Knapp zwei Jahre hat das Prepaid-Angebot
Flex vom deutschen Pay-TV-Marktführer
Premiere in der deutschen TV-Landschaft überlebt, nun stirbt es praktisch schon wieder aus. Ab sofort ist es für Neukunden nicht mehr möglich, eine Premiere-Prapaidkarte zu bestellen. Das ist ein weiteres klares Zeichen, dass der neue Premiere-Chef
Mark Williams den Münchner Abosender von Grund auf saniert.
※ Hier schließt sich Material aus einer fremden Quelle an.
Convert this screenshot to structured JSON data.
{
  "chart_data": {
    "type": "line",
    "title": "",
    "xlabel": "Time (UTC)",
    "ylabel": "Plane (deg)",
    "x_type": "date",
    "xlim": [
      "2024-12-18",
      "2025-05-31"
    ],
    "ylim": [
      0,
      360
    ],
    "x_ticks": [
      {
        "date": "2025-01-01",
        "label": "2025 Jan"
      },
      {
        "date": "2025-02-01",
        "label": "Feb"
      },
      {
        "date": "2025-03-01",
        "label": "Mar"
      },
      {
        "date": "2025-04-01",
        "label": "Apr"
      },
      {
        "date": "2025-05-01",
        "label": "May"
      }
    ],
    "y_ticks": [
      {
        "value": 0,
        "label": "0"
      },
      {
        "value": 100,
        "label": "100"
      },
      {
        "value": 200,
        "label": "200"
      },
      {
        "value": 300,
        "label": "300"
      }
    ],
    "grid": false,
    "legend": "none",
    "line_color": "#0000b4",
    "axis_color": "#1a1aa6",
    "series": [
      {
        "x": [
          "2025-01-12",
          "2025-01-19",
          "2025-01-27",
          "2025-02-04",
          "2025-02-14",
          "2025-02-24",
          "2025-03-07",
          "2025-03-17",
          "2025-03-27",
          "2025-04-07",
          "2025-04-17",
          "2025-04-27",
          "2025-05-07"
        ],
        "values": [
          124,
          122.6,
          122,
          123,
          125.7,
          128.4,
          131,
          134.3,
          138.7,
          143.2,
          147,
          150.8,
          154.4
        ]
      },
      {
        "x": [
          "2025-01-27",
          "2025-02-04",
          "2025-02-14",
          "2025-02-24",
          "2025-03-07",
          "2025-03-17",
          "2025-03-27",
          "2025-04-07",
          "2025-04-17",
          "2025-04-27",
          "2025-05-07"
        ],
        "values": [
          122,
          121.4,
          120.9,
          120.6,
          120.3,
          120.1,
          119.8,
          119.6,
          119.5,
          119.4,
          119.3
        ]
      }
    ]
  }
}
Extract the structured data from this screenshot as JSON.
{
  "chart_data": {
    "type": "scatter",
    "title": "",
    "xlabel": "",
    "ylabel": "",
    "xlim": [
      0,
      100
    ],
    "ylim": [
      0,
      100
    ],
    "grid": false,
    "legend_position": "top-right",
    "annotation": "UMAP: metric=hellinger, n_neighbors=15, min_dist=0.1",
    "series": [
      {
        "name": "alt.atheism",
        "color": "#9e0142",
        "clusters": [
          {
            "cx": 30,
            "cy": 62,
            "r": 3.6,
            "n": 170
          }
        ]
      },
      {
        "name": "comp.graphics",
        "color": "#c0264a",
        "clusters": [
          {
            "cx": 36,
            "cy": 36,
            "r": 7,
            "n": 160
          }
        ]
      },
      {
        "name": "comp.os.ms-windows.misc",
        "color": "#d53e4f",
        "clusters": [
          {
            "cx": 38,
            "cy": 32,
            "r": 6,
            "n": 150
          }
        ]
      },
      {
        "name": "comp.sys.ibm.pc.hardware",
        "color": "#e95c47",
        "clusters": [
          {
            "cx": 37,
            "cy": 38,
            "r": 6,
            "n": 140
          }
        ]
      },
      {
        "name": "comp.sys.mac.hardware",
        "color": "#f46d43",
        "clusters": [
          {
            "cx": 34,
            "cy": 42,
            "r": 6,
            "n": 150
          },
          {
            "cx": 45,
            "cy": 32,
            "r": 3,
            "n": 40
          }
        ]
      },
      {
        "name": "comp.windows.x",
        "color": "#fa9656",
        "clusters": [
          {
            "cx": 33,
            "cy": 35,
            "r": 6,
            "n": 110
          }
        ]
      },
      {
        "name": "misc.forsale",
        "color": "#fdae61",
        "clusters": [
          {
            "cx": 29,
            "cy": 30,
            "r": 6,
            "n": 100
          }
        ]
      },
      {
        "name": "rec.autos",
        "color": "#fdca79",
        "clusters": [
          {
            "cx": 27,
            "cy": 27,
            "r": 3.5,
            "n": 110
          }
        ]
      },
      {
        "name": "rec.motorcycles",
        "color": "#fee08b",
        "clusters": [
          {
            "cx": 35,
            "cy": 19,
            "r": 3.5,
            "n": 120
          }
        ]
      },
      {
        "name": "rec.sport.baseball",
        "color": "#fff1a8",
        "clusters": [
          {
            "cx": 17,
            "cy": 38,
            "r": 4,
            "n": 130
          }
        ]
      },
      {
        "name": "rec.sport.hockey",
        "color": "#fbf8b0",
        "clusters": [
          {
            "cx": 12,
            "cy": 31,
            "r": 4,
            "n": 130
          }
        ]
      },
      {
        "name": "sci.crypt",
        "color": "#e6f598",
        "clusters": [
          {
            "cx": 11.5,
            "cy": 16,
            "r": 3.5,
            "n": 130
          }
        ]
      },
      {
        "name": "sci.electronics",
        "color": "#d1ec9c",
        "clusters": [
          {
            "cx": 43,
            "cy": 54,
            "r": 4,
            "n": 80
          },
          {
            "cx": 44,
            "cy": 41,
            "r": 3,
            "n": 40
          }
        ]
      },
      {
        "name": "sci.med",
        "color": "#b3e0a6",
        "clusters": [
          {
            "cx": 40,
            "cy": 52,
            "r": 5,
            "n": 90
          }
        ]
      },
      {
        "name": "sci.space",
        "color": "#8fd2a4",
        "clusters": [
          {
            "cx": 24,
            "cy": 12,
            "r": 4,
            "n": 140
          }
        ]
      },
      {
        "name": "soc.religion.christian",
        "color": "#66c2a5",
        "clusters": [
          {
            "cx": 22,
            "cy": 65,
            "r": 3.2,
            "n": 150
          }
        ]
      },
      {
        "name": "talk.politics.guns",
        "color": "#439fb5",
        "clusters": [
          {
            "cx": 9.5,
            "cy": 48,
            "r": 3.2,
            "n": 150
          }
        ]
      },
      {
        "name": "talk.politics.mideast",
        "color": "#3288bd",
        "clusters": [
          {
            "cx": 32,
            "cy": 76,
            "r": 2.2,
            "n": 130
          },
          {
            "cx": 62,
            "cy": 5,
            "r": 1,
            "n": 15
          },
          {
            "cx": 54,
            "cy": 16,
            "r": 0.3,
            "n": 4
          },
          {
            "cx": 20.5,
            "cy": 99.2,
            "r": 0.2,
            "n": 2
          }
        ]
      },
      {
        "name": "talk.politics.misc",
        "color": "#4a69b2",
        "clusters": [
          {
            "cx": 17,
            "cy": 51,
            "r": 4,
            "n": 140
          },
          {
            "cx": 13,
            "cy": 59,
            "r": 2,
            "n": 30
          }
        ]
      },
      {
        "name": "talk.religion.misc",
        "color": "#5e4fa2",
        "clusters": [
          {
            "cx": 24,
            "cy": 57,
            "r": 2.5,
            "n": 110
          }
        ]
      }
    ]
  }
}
Volle Konzentration auf Abos
Auf der
Premiere-Homepage heißt es derzeit nur lapidar:
Der Neuerwerb von Premiere Flex ist online ab sofort nicht mehr möglich. Sollten Sie bereits Premiere Flex-Kunde sein, können Sie dieses Produkt selbstverständlich weiter nutzen. Ein Premiere-Sprecher bestätigte auf Anfrage von onlinekosten.de die Einstellung der Neukundenvermarktung. Man wolle sich künftig wieder auf den Verkauf von Laufzeitverträgen konzentrieren. Bestandskunden werden allerdings nicht gekündigt, sondern können das Angebot weiter nutzen. Auch das Aufladen von neuem Guthaben ist weiterhin möglich.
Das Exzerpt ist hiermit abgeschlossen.